Attendue sur l’interdiction du chalutage de fond dans ses AMP, la France n’a pas réussi à convaincre sur les mesures qu’elle a annoncées, provoquant une vive polémique. Bloom n’a pas hésité à critiquer “l’imposture” et “l’hypocrisie” du gouvernement, qui accuse à son tour l’ONG de “mensonge“. A l’horizon 2026, la France s’est engagée à couvrir 78% de sa zone économique exclusive par des aires marines protégées, dont 14,8% en protection forte et non pas stricte. Ainsi, les nouvelles zones de protection forte qui seront reconnues d’ici à la fin de 2026 et celles déjà interdites au chalutage de fond se recoupent en partie.
“Nous sommes très déçus, très déçus, par la position de la France sur les aires marines protégées au niveau national. On ne comprend toujours pas comment l’Etat entend protéger les écosystèmes marins, ce qui met en danger toute l’économie de la pêche. Le chemin est long et va être compliqué”, regrette Romain Troublé, directeur général de la Fondation Tara Océan qui salue toutefois le “dynamisme” de cette COP. “La communauté internationale part reboostée et enthousiaste“, ajoute-t-il.
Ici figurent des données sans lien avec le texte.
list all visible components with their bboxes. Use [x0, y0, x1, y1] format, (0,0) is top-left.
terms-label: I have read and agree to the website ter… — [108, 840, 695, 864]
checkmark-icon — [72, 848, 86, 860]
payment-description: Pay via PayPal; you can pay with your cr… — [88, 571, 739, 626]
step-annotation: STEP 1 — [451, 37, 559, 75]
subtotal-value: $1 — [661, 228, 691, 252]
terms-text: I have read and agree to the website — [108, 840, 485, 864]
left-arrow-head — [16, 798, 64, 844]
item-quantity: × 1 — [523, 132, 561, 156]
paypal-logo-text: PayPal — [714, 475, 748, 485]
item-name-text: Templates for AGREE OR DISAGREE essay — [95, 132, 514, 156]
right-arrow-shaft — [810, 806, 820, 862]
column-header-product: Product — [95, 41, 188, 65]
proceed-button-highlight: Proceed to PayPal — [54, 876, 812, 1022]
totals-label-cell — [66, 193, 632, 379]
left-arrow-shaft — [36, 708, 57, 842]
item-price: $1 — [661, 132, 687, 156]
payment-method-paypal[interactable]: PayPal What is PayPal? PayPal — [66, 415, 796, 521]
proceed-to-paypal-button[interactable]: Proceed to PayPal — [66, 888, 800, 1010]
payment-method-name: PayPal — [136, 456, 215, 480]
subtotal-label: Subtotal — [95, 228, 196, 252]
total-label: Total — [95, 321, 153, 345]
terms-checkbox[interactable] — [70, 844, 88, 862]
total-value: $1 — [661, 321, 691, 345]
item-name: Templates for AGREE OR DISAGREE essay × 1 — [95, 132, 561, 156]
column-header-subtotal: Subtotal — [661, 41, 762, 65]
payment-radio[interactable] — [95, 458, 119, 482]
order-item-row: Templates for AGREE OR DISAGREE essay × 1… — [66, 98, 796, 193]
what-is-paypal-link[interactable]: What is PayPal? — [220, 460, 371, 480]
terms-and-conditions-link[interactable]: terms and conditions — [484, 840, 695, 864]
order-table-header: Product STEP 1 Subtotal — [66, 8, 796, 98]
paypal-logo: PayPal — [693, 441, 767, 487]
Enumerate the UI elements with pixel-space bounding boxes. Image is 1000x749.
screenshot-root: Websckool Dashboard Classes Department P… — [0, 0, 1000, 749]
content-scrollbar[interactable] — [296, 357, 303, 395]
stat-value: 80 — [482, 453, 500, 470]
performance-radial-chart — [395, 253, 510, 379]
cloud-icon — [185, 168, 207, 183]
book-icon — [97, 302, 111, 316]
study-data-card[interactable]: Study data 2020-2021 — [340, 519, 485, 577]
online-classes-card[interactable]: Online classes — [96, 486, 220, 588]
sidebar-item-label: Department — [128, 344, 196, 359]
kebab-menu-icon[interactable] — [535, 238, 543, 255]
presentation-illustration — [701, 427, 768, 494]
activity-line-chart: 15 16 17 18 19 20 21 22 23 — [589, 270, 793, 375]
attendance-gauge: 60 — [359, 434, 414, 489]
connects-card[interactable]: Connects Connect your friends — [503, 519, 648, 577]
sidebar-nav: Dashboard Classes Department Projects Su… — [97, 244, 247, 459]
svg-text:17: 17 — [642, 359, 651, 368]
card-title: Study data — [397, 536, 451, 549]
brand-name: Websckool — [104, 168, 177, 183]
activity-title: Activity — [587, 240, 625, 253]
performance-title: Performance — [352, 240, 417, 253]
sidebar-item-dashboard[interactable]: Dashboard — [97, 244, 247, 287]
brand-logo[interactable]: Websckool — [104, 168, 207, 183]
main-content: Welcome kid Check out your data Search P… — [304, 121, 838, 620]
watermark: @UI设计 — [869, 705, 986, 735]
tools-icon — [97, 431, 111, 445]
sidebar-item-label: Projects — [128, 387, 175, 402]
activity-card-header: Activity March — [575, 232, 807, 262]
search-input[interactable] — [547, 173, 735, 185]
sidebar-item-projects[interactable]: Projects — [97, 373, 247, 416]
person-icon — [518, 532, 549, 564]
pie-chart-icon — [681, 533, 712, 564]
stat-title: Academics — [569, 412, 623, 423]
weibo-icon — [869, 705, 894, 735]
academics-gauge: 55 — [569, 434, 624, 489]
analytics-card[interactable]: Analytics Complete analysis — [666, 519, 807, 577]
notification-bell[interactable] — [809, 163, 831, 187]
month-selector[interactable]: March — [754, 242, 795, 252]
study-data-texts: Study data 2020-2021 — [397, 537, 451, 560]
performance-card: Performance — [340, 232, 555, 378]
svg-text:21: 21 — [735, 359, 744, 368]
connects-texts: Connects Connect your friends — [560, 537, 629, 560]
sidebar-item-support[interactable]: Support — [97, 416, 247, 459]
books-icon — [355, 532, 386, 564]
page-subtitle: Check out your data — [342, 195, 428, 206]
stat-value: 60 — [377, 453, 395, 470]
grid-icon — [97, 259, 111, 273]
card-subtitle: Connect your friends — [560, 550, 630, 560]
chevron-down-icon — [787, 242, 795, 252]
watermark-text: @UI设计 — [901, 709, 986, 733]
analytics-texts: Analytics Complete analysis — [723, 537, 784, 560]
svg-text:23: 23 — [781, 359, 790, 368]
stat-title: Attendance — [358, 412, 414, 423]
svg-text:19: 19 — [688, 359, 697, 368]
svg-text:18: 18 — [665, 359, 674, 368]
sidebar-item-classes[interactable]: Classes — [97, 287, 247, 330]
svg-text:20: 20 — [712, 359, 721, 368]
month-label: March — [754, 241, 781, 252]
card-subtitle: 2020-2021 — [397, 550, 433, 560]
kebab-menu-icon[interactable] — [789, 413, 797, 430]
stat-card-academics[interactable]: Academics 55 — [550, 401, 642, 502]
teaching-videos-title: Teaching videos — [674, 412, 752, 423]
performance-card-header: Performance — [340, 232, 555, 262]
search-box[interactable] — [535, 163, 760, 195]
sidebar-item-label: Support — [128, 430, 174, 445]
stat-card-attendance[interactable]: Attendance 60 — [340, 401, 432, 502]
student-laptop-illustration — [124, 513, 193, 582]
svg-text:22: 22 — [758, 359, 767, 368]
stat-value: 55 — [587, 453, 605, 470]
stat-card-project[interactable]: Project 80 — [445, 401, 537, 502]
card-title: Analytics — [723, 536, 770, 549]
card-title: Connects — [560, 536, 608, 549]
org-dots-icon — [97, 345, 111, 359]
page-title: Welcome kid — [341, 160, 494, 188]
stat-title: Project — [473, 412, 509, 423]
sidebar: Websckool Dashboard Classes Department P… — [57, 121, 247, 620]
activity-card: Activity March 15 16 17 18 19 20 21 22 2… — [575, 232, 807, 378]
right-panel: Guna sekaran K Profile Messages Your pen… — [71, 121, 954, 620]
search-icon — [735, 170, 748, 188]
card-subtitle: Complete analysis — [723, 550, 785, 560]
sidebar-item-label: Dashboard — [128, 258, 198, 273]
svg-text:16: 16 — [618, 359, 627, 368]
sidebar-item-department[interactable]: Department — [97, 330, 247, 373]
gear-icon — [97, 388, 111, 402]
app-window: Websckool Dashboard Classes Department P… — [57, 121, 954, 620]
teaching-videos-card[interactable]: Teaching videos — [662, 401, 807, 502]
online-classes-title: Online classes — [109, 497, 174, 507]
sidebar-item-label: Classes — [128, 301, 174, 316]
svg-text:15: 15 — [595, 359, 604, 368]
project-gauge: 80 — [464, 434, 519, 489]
Les énergies fossiles, l’angle mort
Enfin, la Déclaration de Nice, document politique non contraignant, adoptée vendredi 13 juin en conclusion du sommet évite d’aborder les sujets qui fâchent, à savoir les énergies fossiles, pourtant à l’origine du changement climatique, de la destruction et de la pollution marine. “L’exploration et l’exploitation pétrolières et gazières offshore ont été le sujet tabou de la troisième Conférence des Nations Unies sur la coopération en matière de développement (CNUC-3), constate Carlos Bravo, expert en politique océanique chez Ocean Care. Aucun pays n’a osé évoquer la nécessité d’adopter, à tout le moins, une interdiction de la recherche de nouveaux gisements d’hydrocarbures en mer.”
Globalement, le bilan semble donc mitigé. “Nous avons entendu beaucoup de belles paroles ici à Nice, mais elles doivent maintenant se traduire par des actions concrètes. Les pays doivent faire preuve de courage, défendre la coopération internationale et écrire l’histoire en interdisant l’exploitation minière des grands fonds marins cette année“, conclut François Chartier, chargé de campagne océans chez Greenpeace France.
Et après une semaine passée au chevet de l’océan, retour sur la terre ferme et à la réalité. Jeudi 12 juin, à la veille de la clôture de l’Unoc, c’est un hémicycle quasi-vide qui accueillait l’examen de la proposition de loi pour protéger les écosystèmes marins. “Loin des projecteurs de Nice, où le président se vante d’accueillir le monde entier pour un sommet des océans dont il ne ressort quasiment rien pour le moment, ses sénateurs ont déserté l’examen de la proposition de loi de Mathilde Ollivier pour protéger les écosystèmes marins.”, dénonce Marine Tondelier, la secrétaire nationale des Ecologistes sur Linkedin.